Keith Bedford/Globe Staff/File
Federal regulators on Monday will begin a high-stakes inspection of Pilgrim Nuclear Power Station in Plymouth, dispatching a team of 20 people to the troubled plant as they seek to ensure that it has a plan to produce power safely before its scheduled closure in 2019.
The Nuclear Regulatory Commission will conduct a three-week review of the facility’s physical state and staff performance, an intensive evaluation brought on by a downgrade to Pilgrim’s safety rating last year.
The findings could determine what steps the owners must take as they prepare to wind down operations at the 43-year-old plant. Entergy Corp., which bought Pilgrim in 1999, has said it plans to refuel the facility a final time next year.
The company called the inspection “the next step in Pilgrim’s process toward a return to industry excellence.”
“We have worked hard to address the issues that led to station performance decline and look forward to demonstrating to the NRC that we have made significant progress in these areas through the inspection process,” Entergy spokesman Patrick O’Brien said in a statement.
Only two other reactors — both in Arkansas — have safety ratings as low as Pilgrim, which has been cited for repeated incidents in which it had to shut down without warning.
Officials say that while none of those issues put the public at serious risk, they raised concerns that were significant enough to warrant stricter oversight. If the plant were downgraded any further, federal regulators could order it to close sooner than expected.
“There’s always the possibility that we could find areas of concern that could lead to a change in our posture when it comes to the plant,” said Neil Sheehan, an NRC spokesman.
Pilgrim officials are seeking to convince regulators that they have a solid plan to improve safety. Entergy has said the plant is losing about $40 million a year, and that bringing it into compliance with federal safety requirements would cost tens of millions of dollars.
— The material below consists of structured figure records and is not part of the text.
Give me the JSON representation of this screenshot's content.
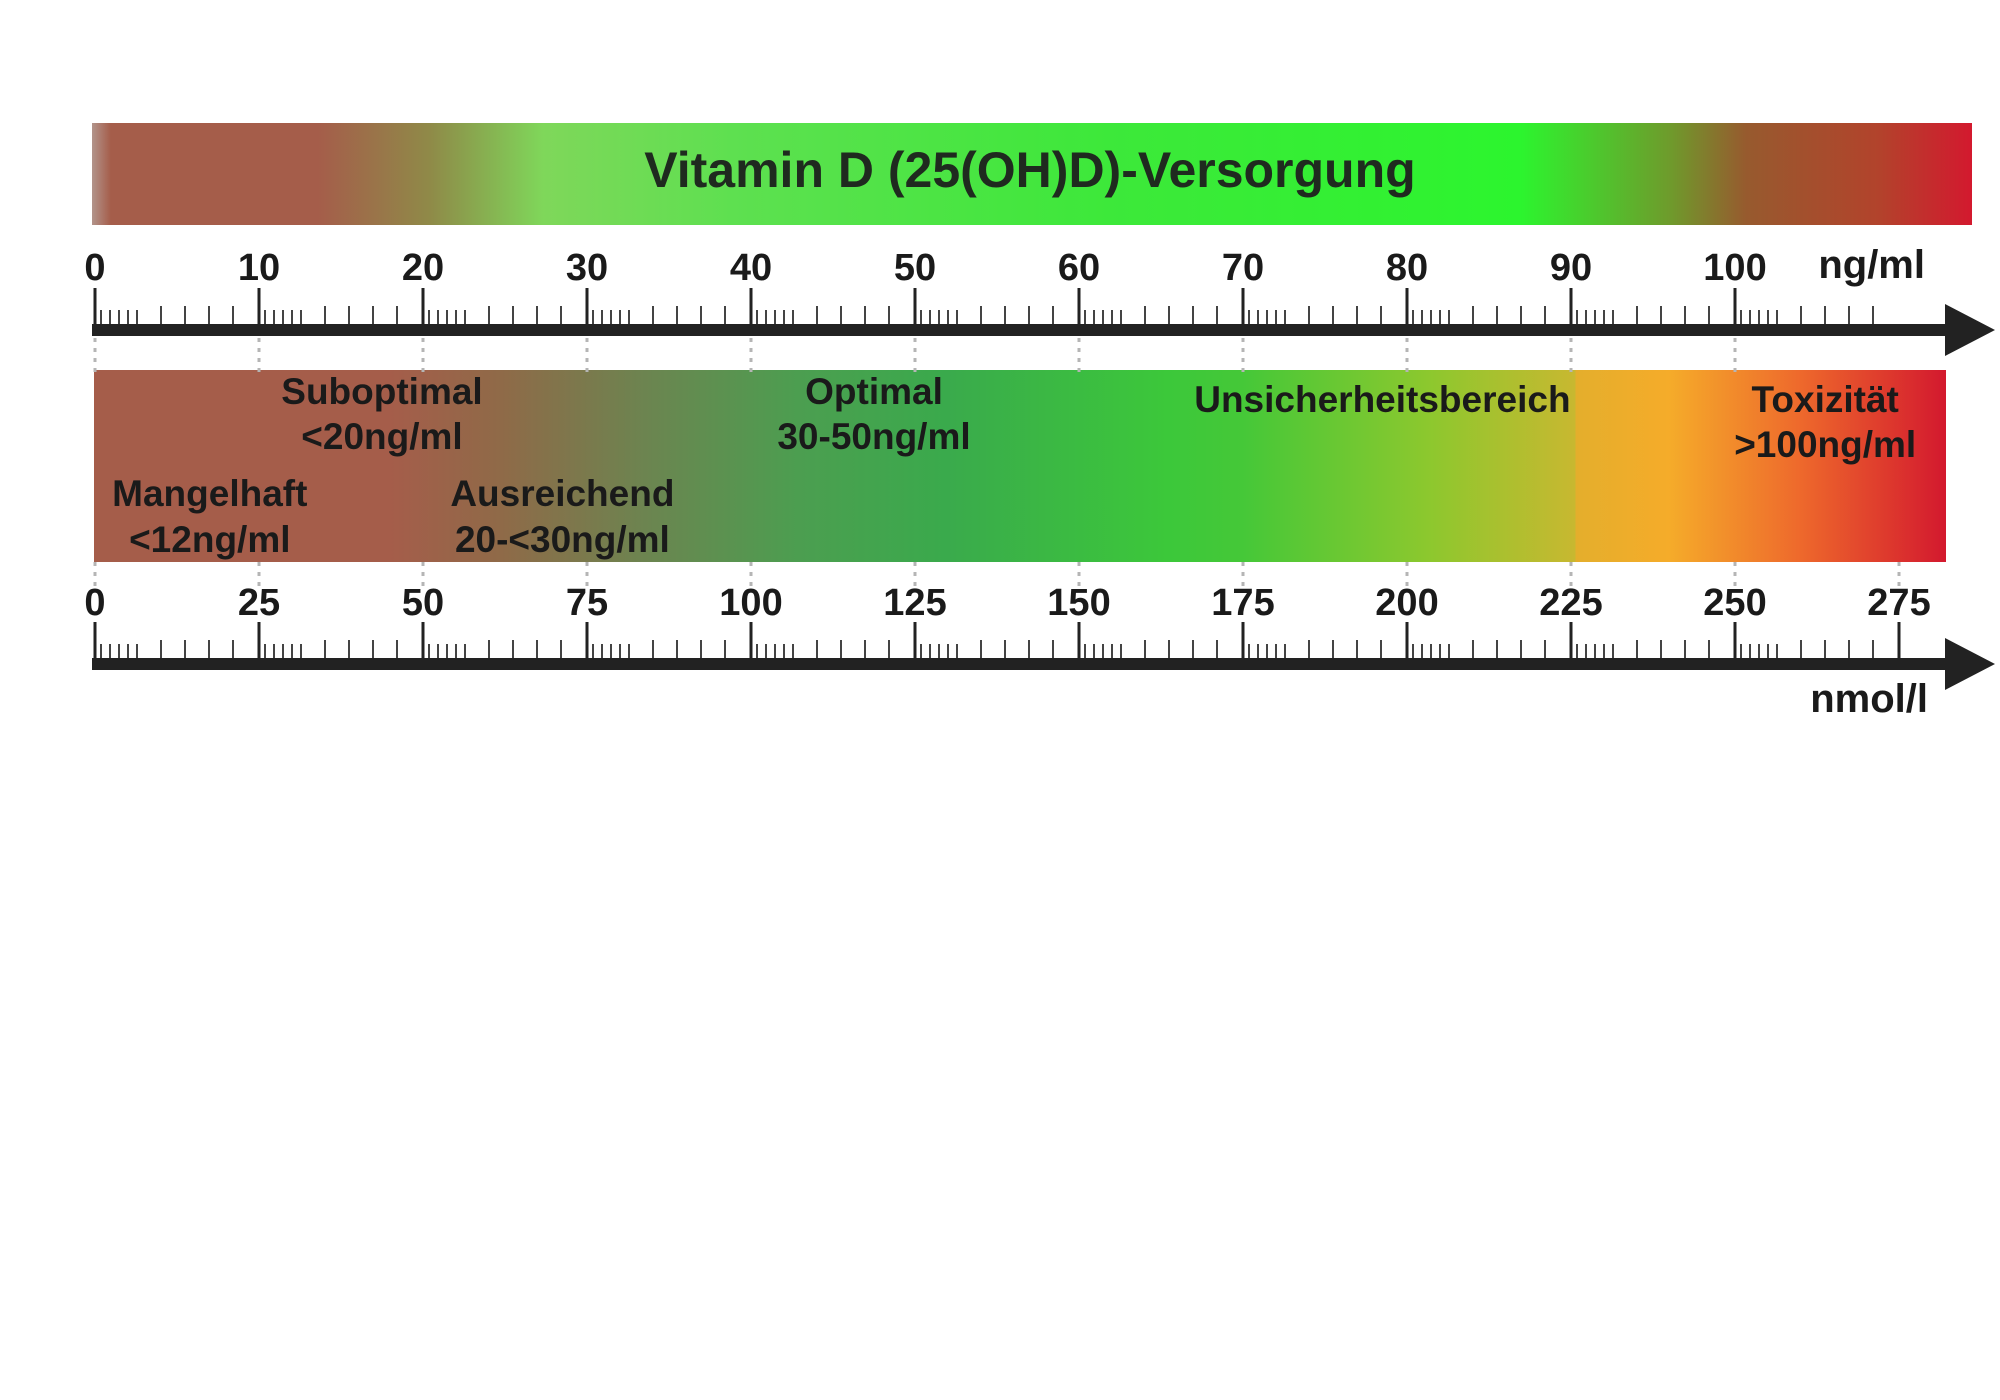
{
  "title": "Vitamin D (25(OH)D)-Versorgung",
  "top_axis": {
    "unit": "ng/ml",
    "ticks": [
      "0",
      "10",
      "20",
      "30",
      "40",
      "50",
      "60",
      "70",
      "80",
      "90",
      "100"
    ],
    "max": 110
  },
  "bottom_axis": {
    "unit": "nmol/l",
    "ticks": [
      "0",
      "25",
      "50",
      "75",
      "100",
      "125",
      "150",
      "175",
      "200",
      "225",
      "250",
      "275"
    ],
    "max": 282.5
  },
  "colors": {
    "deficient": "#a55d4a",
    "optimal": "#2ee832",
    "toxic": "#d3192e",
    "warning": "#f5ac2a",
    "axis": "#222222"
  },
  "zones": [
    {
      "id": "mangelhaft",
      "name": "Mangelhaft",
      "range": "<12ng/ml",
      "center_ngml": 7
    },
    {
      "id": "suboptimal",
      "name": "Suboptimal",
      "range": "<20ng/ml",
      "center_ngml": 17.5
    },
    {
      "id": "ausreichend",
      "name": "Ausreichend",
      "range": "20-<30ng/ml",
      "center_ngml": 28.5
    },
    {
      "id": "optimal",
      "name": "Optimal",
      "range": "30-50ng/ml",
      "center_ngml": 47.5
    },
    {
      "id": "unsicherheitsbereich",
      "name": "Unsicherheitsbereich",
      "range": "",
      "center_ngml": 78.5
    },
    {
      "id": "toxizitaet",
      "name": "Toxizität",
      "range": ">100ng/ml",
      "center_ngml": 105.5
    }
  ]
}
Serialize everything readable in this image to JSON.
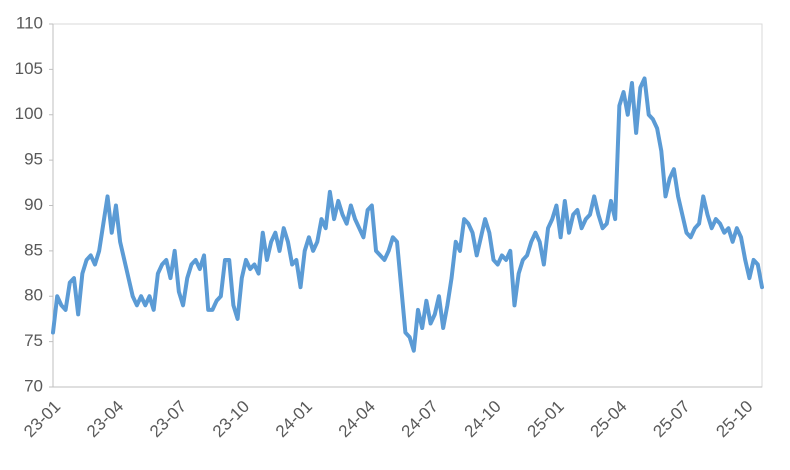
{
  "chart_data": {
    "type": "line",
    "categories": [
      "23-01",
      null,
      null,
      null,
      null,
      null,
      null,
      null,
      null,
      null,
      null,
      null,
      null,
      null,
      null,
      "23-04",
      null,
      null,
      null,
      null,
      null,
      null,
      null,
      null,
      null,
      null,
      null,
      null,
      null,
      null,
      "23-07",
      null,
      null,
      null,
      null,
      null,
      null,
      null,
      null,
      null,
      null,
      null,
      null,
      null,
      null,
      "23-10",
      null,
      null,
      null,
      null,
      null,
      null,
      null,
      null,
      null,
      null,
      null,
      null,
      null,
      null,
      "24-01",
      null,
      null,
      null,
      null,
      null,
      null,
      null,
      null,
      null,
      null,
      null,
      null,
      null,
      null,
      "24-04",
      null,
      null,
      null,
      null,
      null,
      null,
      null,
      null,
      null,
      null,
      null,
      null,
      null,
      null,
      "24-07",
      null,
      null,
      null,
      null,
      null,
      null,
      null,
      null,
      null,
      null,
      null,
      null,
      null,
      null,
      "24-10",
      null,
      null,
      null,
      null,
      null,
      null,
      null,
      null,
      null,
      null,
      null,
      null,
      null,
      null,
      "25-01",
      null,
      null,
      null,
      null,
      null,
      null,
      null,
      null,
      null,
      null,
      null,
      null,
      null,
      null,
      "25-04",
      null,
      null,
      null,
      null,
      null,
      null,
      null,
      null,
      null,
      null,
      null,
      null,
      null,
      null,
      "25-07",
      null,
      null,
      null,
      null,
      null,
      null,
      null,
      null,
      null,
      null,
      null,
      null,
      null,
      null,
      "25-10",
      null,
      null,
      null,
      null
    ],
    "values": [
      76,
      80,
      79,
      78.5,
      81.5,
      82,
      78,
      82.5,
      84,
      84.5,
      83.5,
      85,
      88,
      91,
      87,
      90,
      86,
      84,
      82,
      80,
      79,
      80,
      79,
      80,
      78.5,
      82.5,
      83.5,
      84,
      82,
      85,
      80.5,
      79,
      82,
      83.5,
      84,
      83,
      84.5,
      78.5,
      78.5,
      79.5,
      80,
      84,
      84,
      79,
      77.5,
      82,
      84,
      83,
      83.5,
      82.5,
      87,
      84,
      86,
      87,
      85,
      87.5,
      86,
      83.5,
      84,
      81,
      85,
      86.5,
      85,
      86,
      88.5,
      87.5,
      91.5,
      88.5,
      90.5,
      89,
      88,
      90,
      88.5,
      87.5,
      86.5,
      89.5,
      90,
      85,
      84.5,
      84,
      85,
      86.5,
      86,
      81,
      76,
      75.5,
      74,
      78.5,
      76.5,
      79.5,
      77,
      78,
      80,
      76.5,
      79,
      82,
      86,
      85,
      88.5,
      88,
      87,
      84.5,
      86.5,
      88.5,
      87,
      84,
      83.5,
      84.5,
      84,
      85,
      79,
      82.5,
      84,
      84.5,
      86,
      87,
      86,
      83.5,
      87.5,
      88.5,
      90,
      86.5,
      90.5,
      87,
      89,
      89.5,
      87.5,
      88.5,
      89,
      91,
      89,
      87.5,
      88,
      90.5,
      88.5,
      101,
      102.5,
      100,
      103.5,
      98,
      103,
      104,
      100,
      99.5,
      98.5,
      96,
      91,
      93,
      94,
      91,
      89,
      87,
      86.5,
      87.5,
      88,
      91,
      89,
      87.5,
      88.5,
      88,
      87,
      87.5,
      86,
      87.5,
      86.5,
      84,
      82,
      84,
      83.5,
      81
    ],
    "color": "#5b9bd5",
    "ylim": [
      70,
      110
    ],
    "yticks": [
      70,
      75,
      80,
      85,
      90,
      95,
      100,
      105,
      110
    ],
    "grid": false
  }
}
Critics of the nuclear facility are hoping to see regulators come down hard on the plant, which they say has a history of neglecting maintenance issues.
US Senator Edward Markey, who has been outspoken about his concerns over Pilgrim, called on the NRC to “scrub Pilgrim from top to bottom.”
“I have serious concerns that both Entergy and the NRC cannot be trusted when it comes to Pilgrim’s safety,” he said.
Markey cited a recent NRC report that found that Entergy had not replaced aging electrical equipment to help contain radiation in an emergency, leaving some components in place for more than three times their recommended 10-year lifespan.
The NRC said those violations were not serious, but opponents said they represent a troubling trend.
“Many of these problems have a common thread, in that Entergy has been following a policy of not fixing anything until it breaks,” said Mary Lampert of the watchdog group PilgrimWatch.
The plant, which employs more than 600 people, will be closely monitored after it stops making power, as workers handle spent nuclear material stored on the site.
The Massachusetts Emergency Management Agency will send a representative to observe the inspection. Lampert had urged the state to send a nuclear engineer to play a more active part, but the agency said that was not its proper role.
The inspection comes as state and regional officials make plans to do without the 680 megawatts of power produced by the plant, enough for more than 600,000 homes.
The energy is carbon-free, a major boost to the state’s efforts to reduce greenhouse emissions.
Greg Cunningham, director of the Conservation Law Foundation’s energy and climate change program, said he is confident the state is making the necessary adjustments to offset Pilgrim’s closure.
“Certainly it makes the job harder and it requires further measures, but these are all things that are being weighed and contemplated and designed as we speak,” he said.